While big institutions have many instruments available, like futures and other derivatives among them, ETFs aren’t always the default choice, but they remain attractive when speed of execution and clean, scalable exposure matter most, noted Li. She also acknowledged a single-use case among single‑family offices, which are using model‑based, ETF‑driven approaches to build tailored portfolios for individual family members, structured much like an LDI framework where each portfolio reflects that person’s spending profile and lifestyle.

As for portfolio completion, “there's always unintended exposures that we see, just by investing in different types of strategies, whether it's active, whether it's country factors,” explained Li. “There can be unintended alpha at a total portfolio level that a PM might be taking on and they would just want to hedge that out. ETFs are often used as part of a portfolio completion strategy.”

As for Daniel Straus, managing director of ETF research at National Bank Capital Markets, the equity landscape in 2025 has been an environment shaped by earlier shocks and policy headlines. The year began with tariff announcements that stalled equity inflows and pushed investors toward international equity instead. Consequently, a difficult fixed income backdrop drove heavy use of short‑term cash ETFs as a defensive parking place.

But now as the year draws to a close, Straus argued the “billions of dollars that are trapped in those assets are looking to branch out,” with investors rotating from simple cash and beta exposures into more complex and yield‑focused structures.

“They're looking for alternative or strategic forms of credit, credit management, active opportunities, things like that are exotic like CLOs, senior loans,” noted Straus, adding the current flows are essentially an extension of earlier trends as those large positions migrate into higher‑risk, higher‑opportunity corners of the ETF market.

Straus argues that investors who buy active ETFs want strategies that truly differ from the index and justify their fees. Among his clients, “they're looking for active share, they're looking for high conviction, because the passive side of the market is well covered.” He believes that raises the bar for what counts as legitimate active management.

Additionally, the dominance of cheap passive beta has “brought renewed attention on the kind of active management that people are looking for,” which means more concentrated, differentiated portfolios rather than “as broad an exposure as you possibly get,” added Straus.
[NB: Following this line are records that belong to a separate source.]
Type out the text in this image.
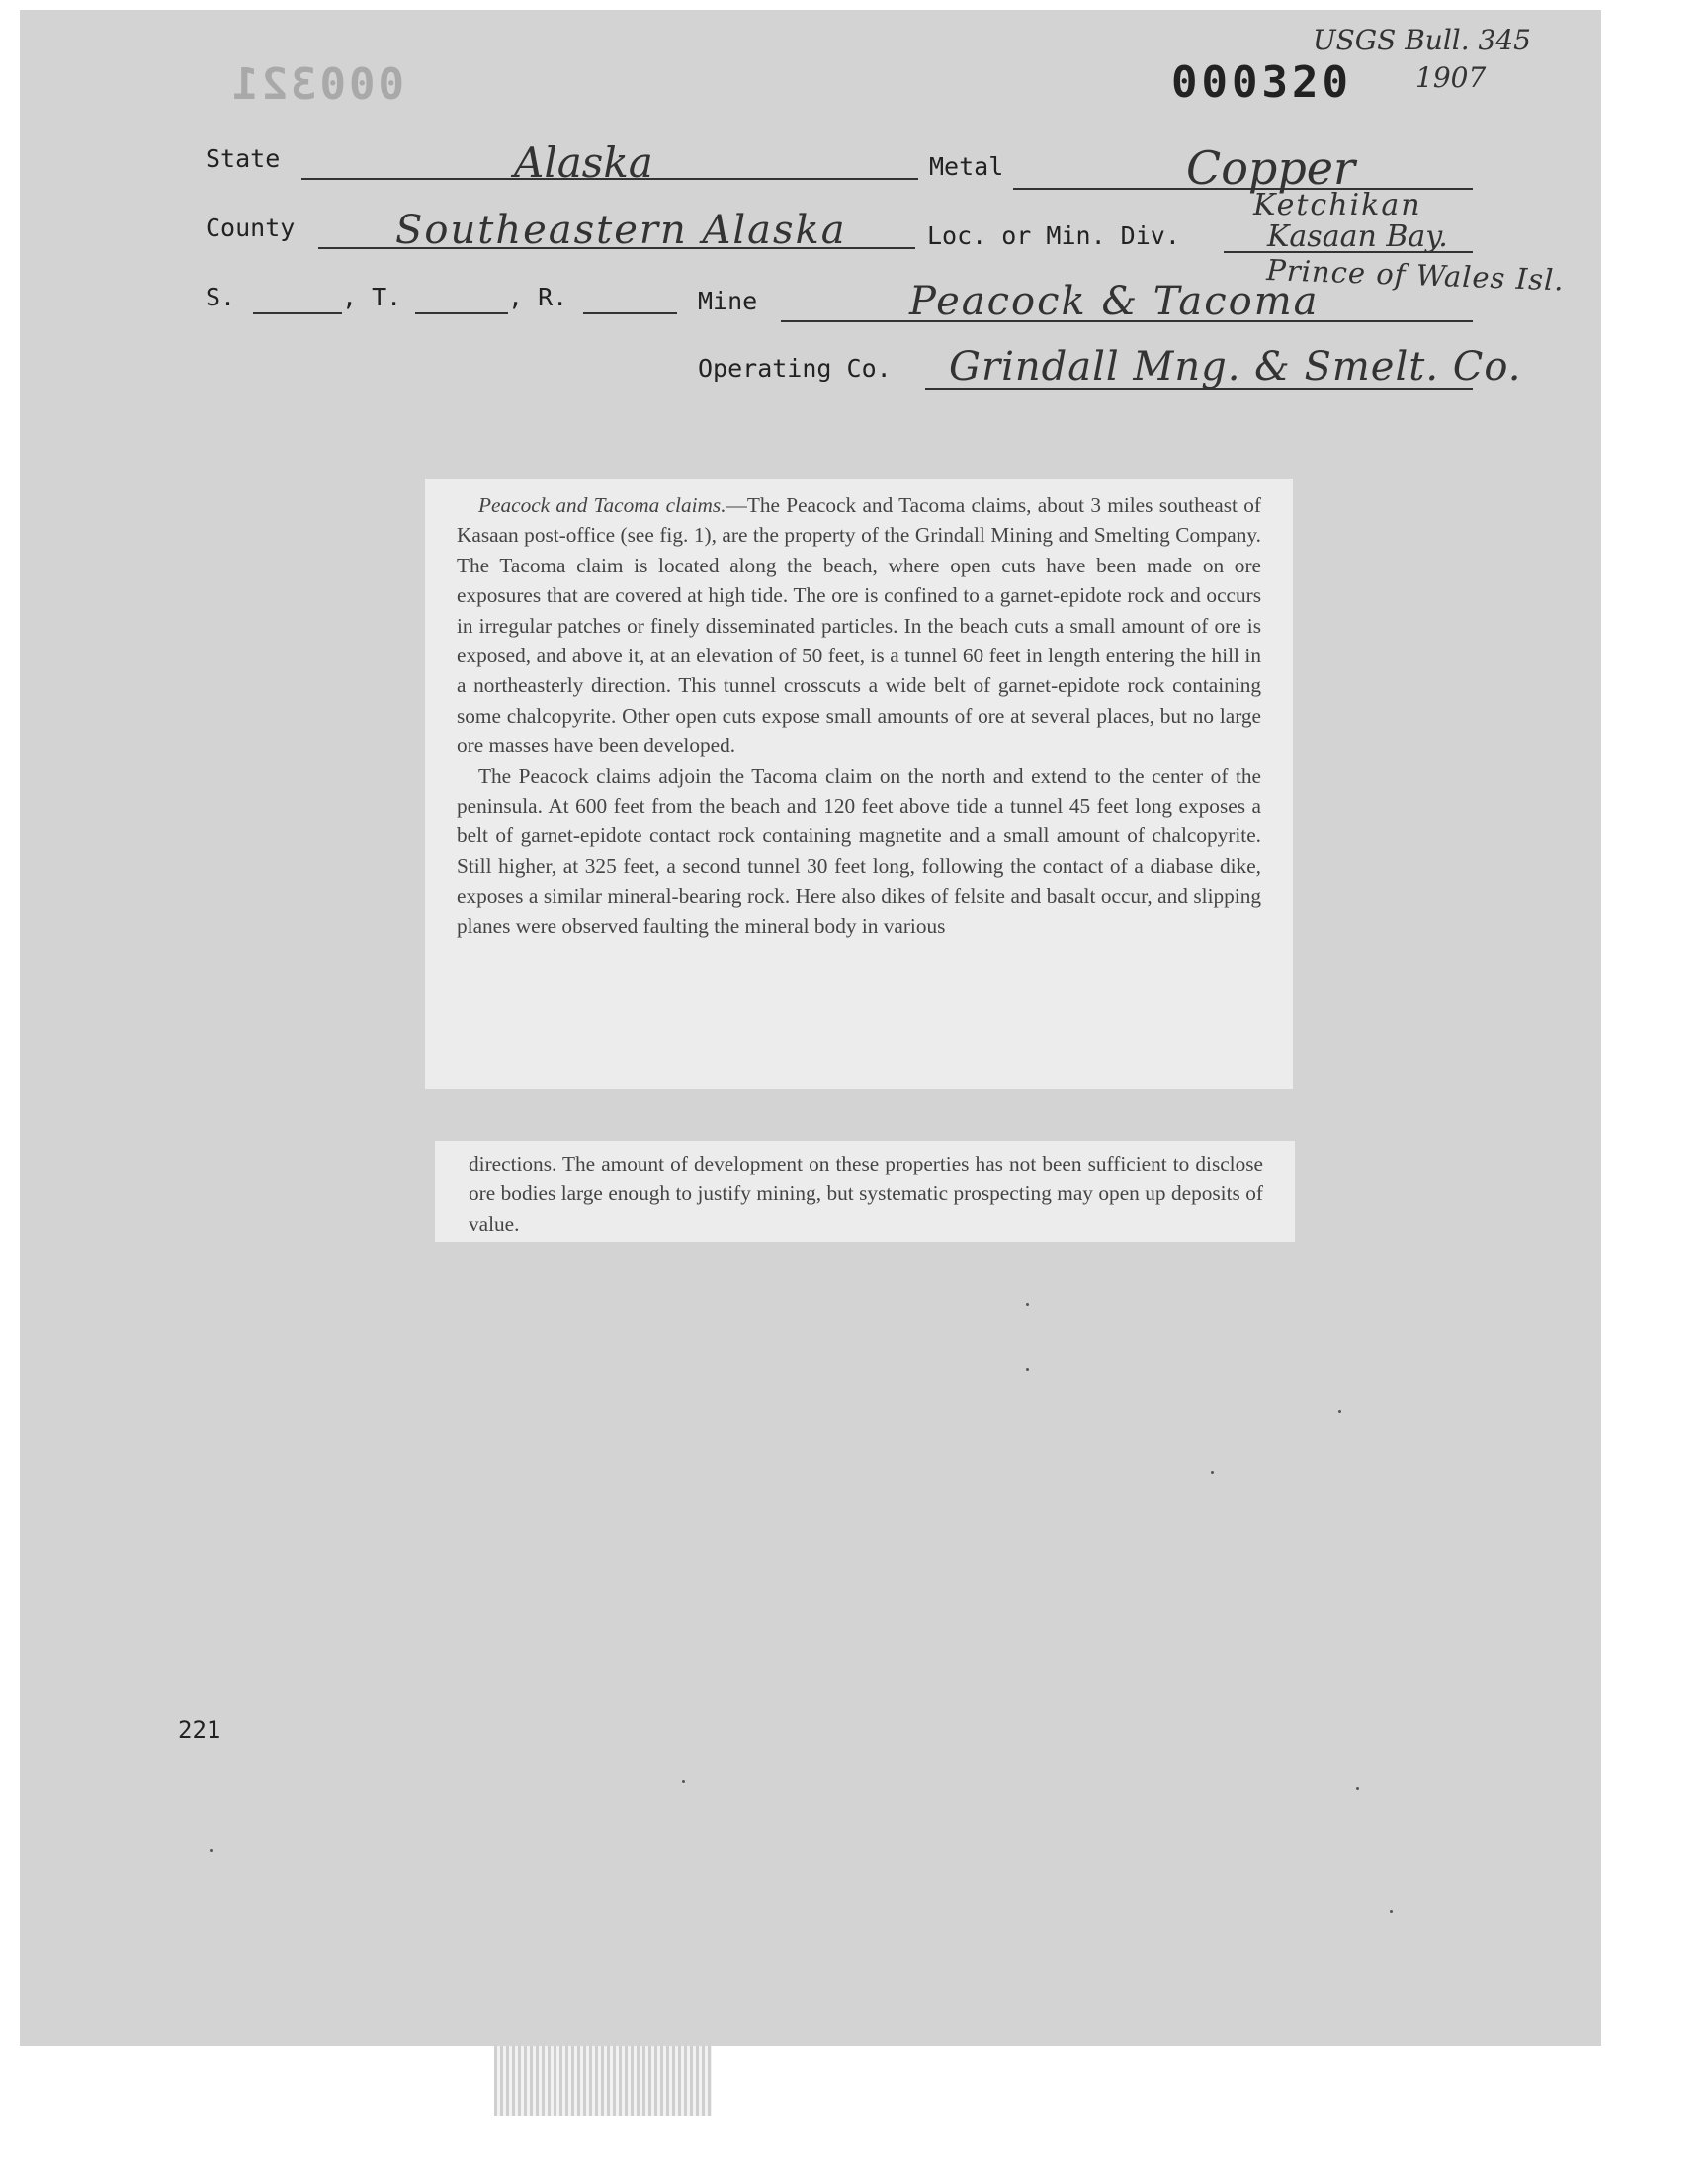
000321	000320
USGS Bull. 345
1907
State	Alaska	Metal	Copper
County	Southeastern Alaska	Loc. or Min. Div.
Ketchikan
Kasaan Bay.
Prince of Wales Isl.
S.	, T.	, R.	Mine	Peacock & Tacoma
Operating Co. Grindall Mng. & Smelt. Co.

Peacock and Tacoma claims.—The Peacock and Tacoma claims, about 3 miles southeast of Kasaan post-office (see fig. 1), are the property of the Grindall Mining and Smelting Company. The Tacoma claim is located along the beach, where open cuts have been made on ore exposures that are covered at high tide. The ore is confined to a garnet-epidote rock and occurs in irregular patches or finely disseminated particles. In the beach cuts a small amount of ore is exposed, and above it, at an elevation of 50 feet, is a tunnel 60 feet in length entering the hill in a northeasterly direction. This tunnel crosscuts a wide belt of garnet-epidote rock containing some chalcopyrite. Other open cuts expose small amounts of ore at several places, but no large ore masses have been developed.

The Peacock claims adjoin the Tacoma claim on the north and extend to the center of the peninsula. At 600 feet from the beach and 120 feet above tide a tunnel 45 feet long exposes a belt of garnet-epidote contact rock containing magnetite and a small amount of chalcopyrite. Still higher, at 325 feet, a second tunnel 30 feet long, following the contact of a diabase dike, exposes a similar mineral-bearing rock. Here also dikes of felsite and basalt occur, and slipping planes were observed faulting the mineral body in various

directions. The amount of development on these properties has not been sufficient to disclose ore bodies large enough to justify mining, but systematic prospecting may open up deposits of value.

221
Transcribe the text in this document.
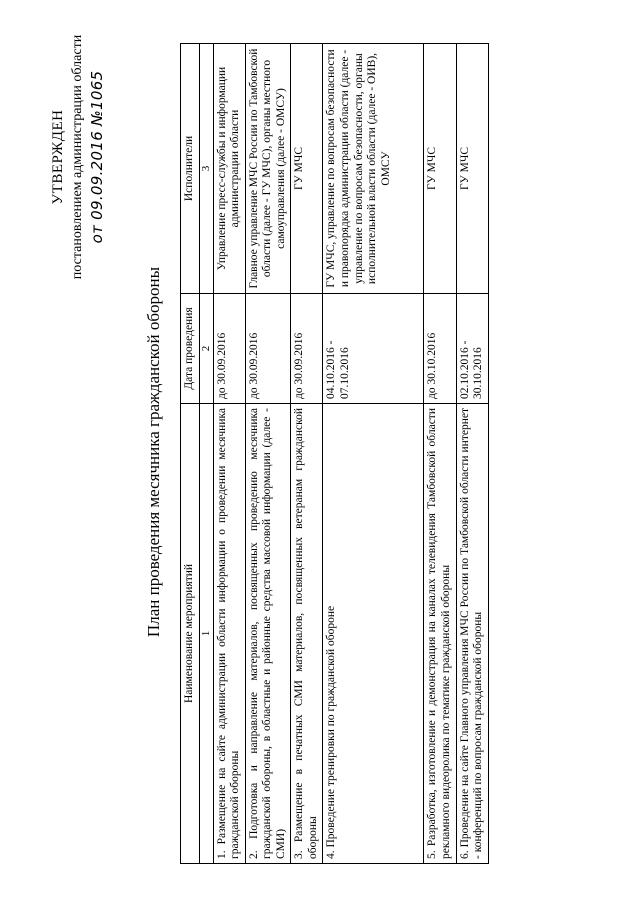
УТВЕРЖДЕН постановлением администрации области от 09.09.2016 №1065
План проведения месячника гражданской обороны Наименование мероприятий	Дата проведения	Исполнители
1	2	3
1. Размещение на сайте администрации области информации о проведении месячника гражданской обороны	до 30.09.2016	Управление пресс-службы и информации администрации области
2. Подготовка и направление материалов, посвященных проведению месячника гражданской обороны, в областные и районные средства массовой информации (далее - СМИ)	до 30.09.2016	Главное управление МЧС России по Тамбовской области (далее - ГУ МЧС), органы местного самоуправления (далее - ОМСУ)
3. Размещение в печатных СМИ материалов, посвященных ветеранам гражданской обороны	до 30.09.2016	ГУ МЧС
4. Проведение тренировки по гражданской обороне	04.10.2016 - 07.10.2016	ГУ МЧС, управление по вопросам безопасности и правопорядка администрации области (далее - управление по вопросам безопасности, органы исполнительной власти области (далее - ОИВ), ОМСУ
5. Разработка, изготовление и демонстрация на каналах телевидения Тамбовской области рекламного видеоролика по тематике гражданской обороны	до 30.10.2016	ГУ МЧС
6. Проведение на сайте Главного управления МЧС России по Тамбовской области интернет - конференций по вопросам гражданской обороны	02.10.2016 - 30.10.2016	ГУ МЧС
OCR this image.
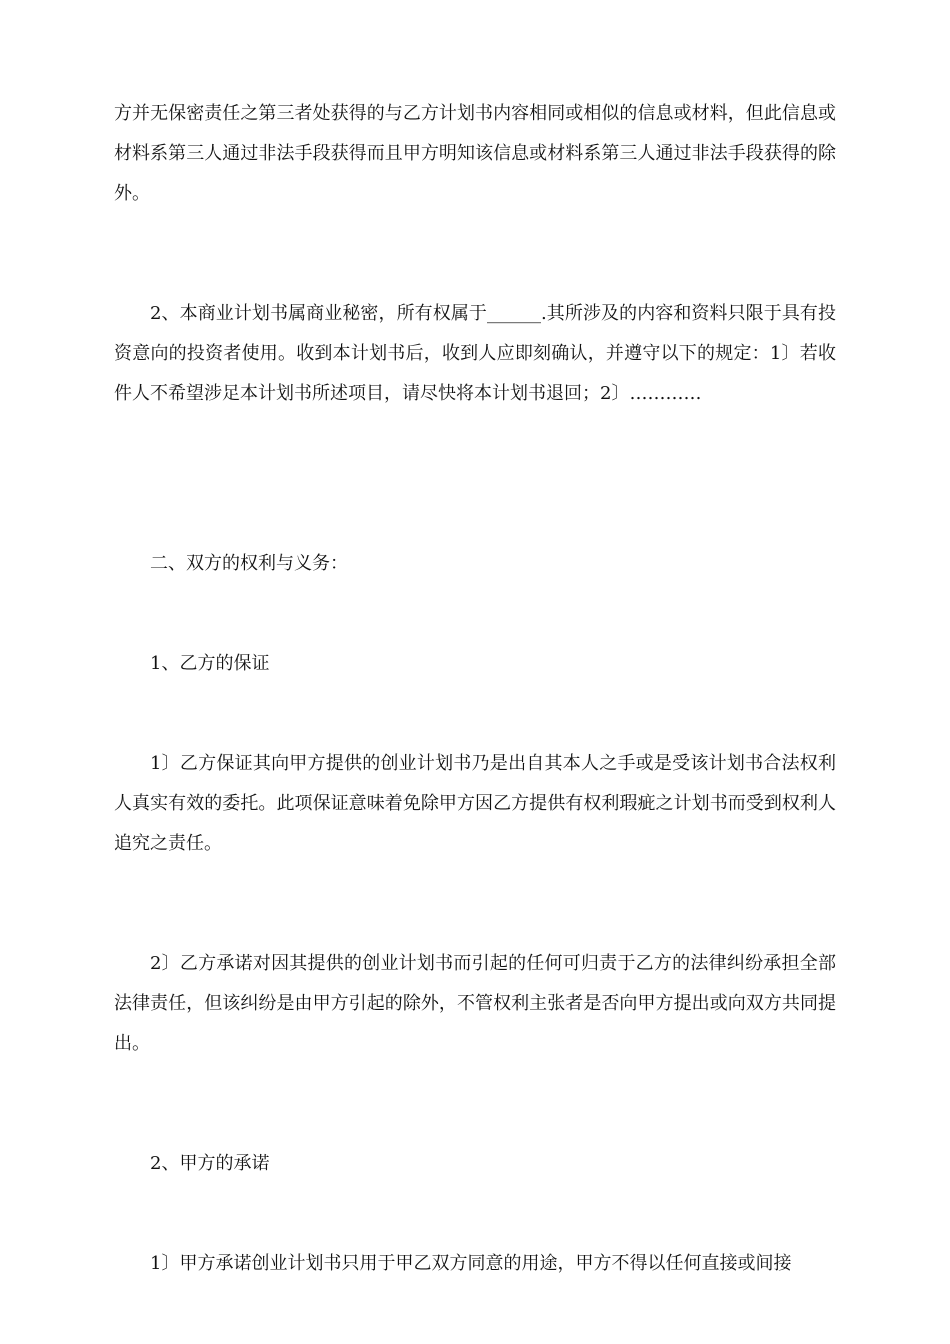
方并无保密责任之第三者处获得的与乙方计划书内容相同或相似的信息或材料，但此信息或材料系第三人通过非法手段获得而且甲方明知该信息或材料系第三人通过非法手段获得的除外。

2、本商业计划书属商业秘密，所有权属于______.其所涉及的内容和资料只限于具有投资意向的投资者使用。收到本计划书后，收到人应即刻确认，并遵守以下的规定：1〕若收件人不希望涉足本计划书所述项目，请尽快将本计划书退回；2〕…………

二、双方的权利与义务：

1、乙方的保证

1〕乙方保证其向甲方提供的创业计划书乃是出自其本人之手或是受该计划书合法权利人真实有效的委托。此项保证意味着免除甲方因乙方提供有权利瑕疵之计划书而受到权利人追究之责任。

2〕乙方承诺对因其提供的创业计划书而引起的任何可归责于乙方的法律纠纷承担全部法律责任，但该纠纷是由甲方引起的除外，不管权利主张者是否向甲方提出或向双方共同提出。

2、甲方的承诺

1〕甲方承诺创业计划书只用于甲乙双方同意的用途，甲方不得以任何直接或间接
Yet, Andrea Hallett, vice president and portfolio manager at Mackenzie Investments emphasized, the ETF is simply one of several interchangeable tools for accessing a desired market exposure and shouldn’t be a goal in and of itself. She explained how they weigh ETFs against futures and mutual funds on a case‑by‑case basis, asking which instrument delivers the target exposure at the lowest total cost and with the right implementation profile.

In that framework, their biggest ETF allocations tend to sit in passive equity, whether regional or single‑country, but they also use active equity ETFs where those make sense alongside other vehicles.

When it comes to choosing between in‑house products and external ones, Hallett is blunt that cost is a major swing factor. At the fund level, “our ETFs come with zero management fee on them for our mutual funds, because the mutual funds charge an equity at the top level,” she noted, which gives internal ETFs an edge on headline fees.

But she also stressed that this advantage is not absolute. For a big US equity position that is meant to be tactical, she noted that the management fee rebate “doesn't make that much of a difference,” because in that context, trading costs will dominate the outcome.

“There's not a hard and fast rule for anything. Everything in investment comes with a trade-off so it's really weighing those trade-offs and figuring out what is the most efficient way to get the exposure that we're looking for,” said Hallett.